From: Scott R (jse885@spinn.net)
Date: Mon Sep 08 2003 - 01:26:00 BST
Sam,
> I've continued to mull over your 'consciousness' argument. So far as I can
tell it holds water,
> although it would be good to see it spelled out in a more rigorous form at
some point, if you ever
> had the time or inclination. (In particular, in the first paragraph of the
presentation below, I
> think there is a lot of argument condensed into "The materialist is forced
to conclude that all that
> nerve cell agitation is the seeing of a tree. But this is impossible, if
one assumes that space and
> time are the context in which all that is necessary to explain perception
occurs." It would be good
> to have an explicit breakdown of that argument.)
"The materialist is forced to conclude that all that nerve cell agitation is
the seeing of a tree.". This follows from the fact that for the materialist
there isn't anything else that can be involved. Otherwise there arises what
is known as the homunculus problem. There is all that nerve cell agitation.
If one says there is a "little man" watching it, then what is the little man
made of? It can only be more nerve cell agitation. By the way, I don't think
materialists, at least of Dennett's sort, would disagree with this.
"But this is impossible, if one assumes that space and time are the context
in which all that is necessary to explain perception occurs". Well, this is
what I am trying to get people to "get", and when they don't (which is most
always), can only restate the problem in other words. Let me put it another
way. Here is a quote from Rorty (from the introduction to Consequences of
Pragmatism):
"What really needs debate between the pragmatist and the intuitive realist
[non-pragmatist materialists like Nagel] is *not* whether we have intuitions
to the effect that "truth is more than assertability" or "there is more to
pain than brain-states".... *Of course* we have such intuitions. How could
we escape having them? We have been educated within an intellectual
tradition built around such claims -- just as we used to be educated within
an intellectual tradition built around such claims as "If God didn't exist,
everything is permitted"....But it begs the question between pragmatist and
realist to say that we must find a philosophical view which "captures" such
intuitions. The pragmatist is urging that we do our best to *stop having*
such intuitions, that we develop a *new* intellectual tradition."

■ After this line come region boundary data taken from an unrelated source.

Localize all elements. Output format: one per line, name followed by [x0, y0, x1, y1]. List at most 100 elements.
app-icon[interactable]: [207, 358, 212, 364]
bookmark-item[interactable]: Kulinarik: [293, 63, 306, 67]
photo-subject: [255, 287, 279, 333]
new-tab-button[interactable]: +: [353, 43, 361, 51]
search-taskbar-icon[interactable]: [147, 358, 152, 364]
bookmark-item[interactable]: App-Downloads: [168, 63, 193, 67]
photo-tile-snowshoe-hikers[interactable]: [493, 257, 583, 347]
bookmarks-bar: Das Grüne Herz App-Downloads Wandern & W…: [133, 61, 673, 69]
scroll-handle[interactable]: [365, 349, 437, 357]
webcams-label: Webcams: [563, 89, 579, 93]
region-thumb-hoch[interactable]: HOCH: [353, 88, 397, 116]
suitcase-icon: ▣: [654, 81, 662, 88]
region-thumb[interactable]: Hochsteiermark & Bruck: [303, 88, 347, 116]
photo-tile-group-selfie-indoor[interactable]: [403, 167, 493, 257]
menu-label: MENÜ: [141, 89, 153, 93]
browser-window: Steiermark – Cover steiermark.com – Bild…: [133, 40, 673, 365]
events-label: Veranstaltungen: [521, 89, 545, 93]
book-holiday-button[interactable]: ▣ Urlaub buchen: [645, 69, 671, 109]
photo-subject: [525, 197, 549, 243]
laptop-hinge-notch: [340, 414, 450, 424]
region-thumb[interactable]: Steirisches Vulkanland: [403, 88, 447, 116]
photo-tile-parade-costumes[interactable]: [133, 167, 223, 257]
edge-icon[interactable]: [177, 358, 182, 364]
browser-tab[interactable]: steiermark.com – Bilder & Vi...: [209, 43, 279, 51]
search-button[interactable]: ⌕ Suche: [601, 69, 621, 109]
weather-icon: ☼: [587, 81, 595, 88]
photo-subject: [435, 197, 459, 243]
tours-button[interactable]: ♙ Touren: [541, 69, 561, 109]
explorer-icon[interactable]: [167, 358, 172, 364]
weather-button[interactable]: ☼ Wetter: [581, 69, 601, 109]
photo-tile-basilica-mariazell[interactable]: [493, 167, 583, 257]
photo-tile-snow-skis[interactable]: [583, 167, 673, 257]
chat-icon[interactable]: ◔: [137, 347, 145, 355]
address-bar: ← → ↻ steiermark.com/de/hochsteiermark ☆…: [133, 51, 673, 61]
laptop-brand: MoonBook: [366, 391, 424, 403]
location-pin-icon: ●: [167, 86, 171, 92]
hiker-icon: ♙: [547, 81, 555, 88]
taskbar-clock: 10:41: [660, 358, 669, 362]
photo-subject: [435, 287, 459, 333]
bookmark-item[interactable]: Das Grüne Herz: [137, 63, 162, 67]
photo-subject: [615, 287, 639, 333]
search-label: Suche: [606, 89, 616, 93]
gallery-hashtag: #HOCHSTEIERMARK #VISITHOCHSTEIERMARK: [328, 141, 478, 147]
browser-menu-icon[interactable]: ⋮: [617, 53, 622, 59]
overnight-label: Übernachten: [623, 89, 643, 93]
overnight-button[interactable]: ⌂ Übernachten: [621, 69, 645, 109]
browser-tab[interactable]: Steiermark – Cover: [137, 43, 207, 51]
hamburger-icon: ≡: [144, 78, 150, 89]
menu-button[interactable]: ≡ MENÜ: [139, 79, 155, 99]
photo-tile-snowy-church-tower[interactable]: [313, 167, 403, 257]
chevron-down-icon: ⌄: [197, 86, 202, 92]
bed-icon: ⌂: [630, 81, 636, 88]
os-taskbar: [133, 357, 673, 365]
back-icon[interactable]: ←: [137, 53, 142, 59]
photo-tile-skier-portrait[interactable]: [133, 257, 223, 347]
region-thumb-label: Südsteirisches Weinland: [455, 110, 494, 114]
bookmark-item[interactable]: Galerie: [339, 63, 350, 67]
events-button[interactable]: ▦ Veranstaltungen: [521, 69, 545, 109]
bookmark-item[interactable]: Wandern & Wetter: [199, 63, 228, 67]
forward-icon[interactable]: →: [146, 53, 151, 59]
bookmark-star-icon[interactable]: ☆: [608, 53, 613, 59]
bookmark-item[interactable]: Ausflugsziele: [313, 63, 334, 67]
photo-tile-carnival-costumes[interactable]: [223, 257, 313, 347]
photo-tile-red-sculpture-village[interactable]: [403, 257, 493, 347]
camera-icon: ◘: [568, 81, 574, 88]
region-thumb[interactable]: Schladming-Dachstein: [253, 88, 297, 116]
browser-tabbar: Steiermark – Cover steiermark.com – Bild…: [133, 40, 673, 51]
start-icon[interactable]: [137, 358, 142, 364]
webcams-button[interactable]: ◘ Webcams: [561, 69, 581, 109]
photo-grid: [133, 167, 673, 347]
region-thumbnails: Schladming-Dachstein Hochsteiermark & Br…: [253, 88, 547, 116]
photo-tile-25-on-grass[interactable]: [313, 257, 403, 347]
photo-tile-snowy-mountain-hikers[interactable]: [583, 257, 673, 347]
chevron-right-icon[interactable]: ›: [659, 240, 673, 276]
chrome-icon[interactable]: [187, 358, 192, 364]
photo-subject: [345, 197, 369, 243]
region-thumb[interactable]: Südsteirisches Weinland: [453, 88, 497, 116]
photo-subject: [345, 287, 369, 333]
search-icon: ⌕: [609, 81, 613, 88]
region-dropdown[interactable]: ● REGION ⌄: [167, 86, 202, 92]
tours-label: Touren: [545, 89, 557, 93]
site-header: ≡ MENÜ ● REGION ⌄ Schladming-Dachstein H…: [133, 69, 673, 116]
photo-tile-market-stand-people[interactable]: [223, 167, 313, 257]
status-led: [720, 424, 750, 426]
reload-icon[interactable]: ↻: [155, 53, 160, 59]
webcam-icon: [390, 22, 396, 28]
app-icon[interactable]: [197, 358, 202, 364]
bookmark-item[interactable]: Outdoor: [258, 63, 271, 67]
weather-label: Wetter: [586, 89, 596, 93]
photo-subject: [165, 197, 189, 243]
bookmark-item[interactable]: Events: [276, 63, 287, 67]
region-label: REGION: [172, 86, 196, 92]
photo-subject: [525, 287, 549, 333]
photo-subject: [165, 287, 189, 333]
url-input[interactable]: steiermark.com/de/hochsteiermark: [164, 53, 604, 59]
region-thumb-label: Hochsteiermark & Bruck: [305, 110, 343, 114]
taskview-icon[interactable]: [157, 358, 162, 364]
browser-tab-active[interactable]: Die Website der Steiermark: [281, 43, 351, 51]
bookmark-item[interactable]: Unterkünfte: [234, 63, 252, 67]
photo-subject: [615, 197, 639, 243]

Now I agree, more or less, with Rorty on the "truth is more than
assertability" intuition (since I don't hold with truth by correspondence
theory), but I think Rorty is not being accurate with the "there is more to
pain than brain-states" intuition, which is what I am dealing with in my
argument. He is saying that it is the pragmatist who wants to stop having
such intuitions, but I think he is wrong. It is the materialist who needs to
stop having such intuitions in order to continue being a materialist.
This is because it is only the materialist who has to think that "seeing the
tree" (or feeling pain) is all and only brain-states. The dualist or
idealist, or mystic, doesn't have any problem at all with the intuition. So
my argument is basically toward the materialist, which includes the
unacknowledged materialist in most people these days. (That is, most people,
who are not philosophically inclined, don't question the notion that the
brain is the source of consciousness). Hence my argument says:
1. Assume that a thorough explanation of experiencing pain relies only on
spatio-temporal mechanisms.
2. Then ask: how can there be any larger experience than that of the
smallest unit in one's spatio-temporal system (in current understanding,
that would be the interaction of a photon and electron), given that every
unit is separated in space and/or time with every other unit. For there to
be a larger experience, something has to *simultaneously* handle the
receiving of many signals from many units. This something cannot be one of
smallest units, since such a unit has only the "processing power" of
receiving the smallest signal at a time (it has no memory of earlier
receptions). So it has to be made out of a number of units. But where is
it's "memory"? Well, one bit goes in one unit, another in another, ... but
then the problem has just regressed.
3. So assumption 1 is wrong. Experiencing must involve the
non-spatio-temporal. (Where one goes from here is another matter entirely.
My choice is to treat space and time like color: we know that it is in the
experiencing that color is produced, so why not space and time as well?)
Item (2), then, is putting some definition on the intuition that Rorty wants
to just stop having.
> As you know I have sympathy with the mystical perspective from which you
write in any case, so
> perhaps that affects my judgement. What I find interesting is that, if
your argument does follow, it
> says very exciting things about the way consciousness relates to the
cosmos. Which won't be a
> surprise to you, but exploring the implications vis-a-vis the MoQ might be
fertile at some point.
Indeed. The original problem -- Rorty's troublesome intuition -- arises from
SOM. (The dualist and idealist solutions create their own problems). As I
said to Paul a couple of days ago, I had little problem accepting that
awareness is prior to subject and object because I was already familiar with
ZAMM saying the same thing about Quality. But in addition, assuming one
accepts my argument, there is also the implication that awareness (and so
Quality) must be prior to space and time.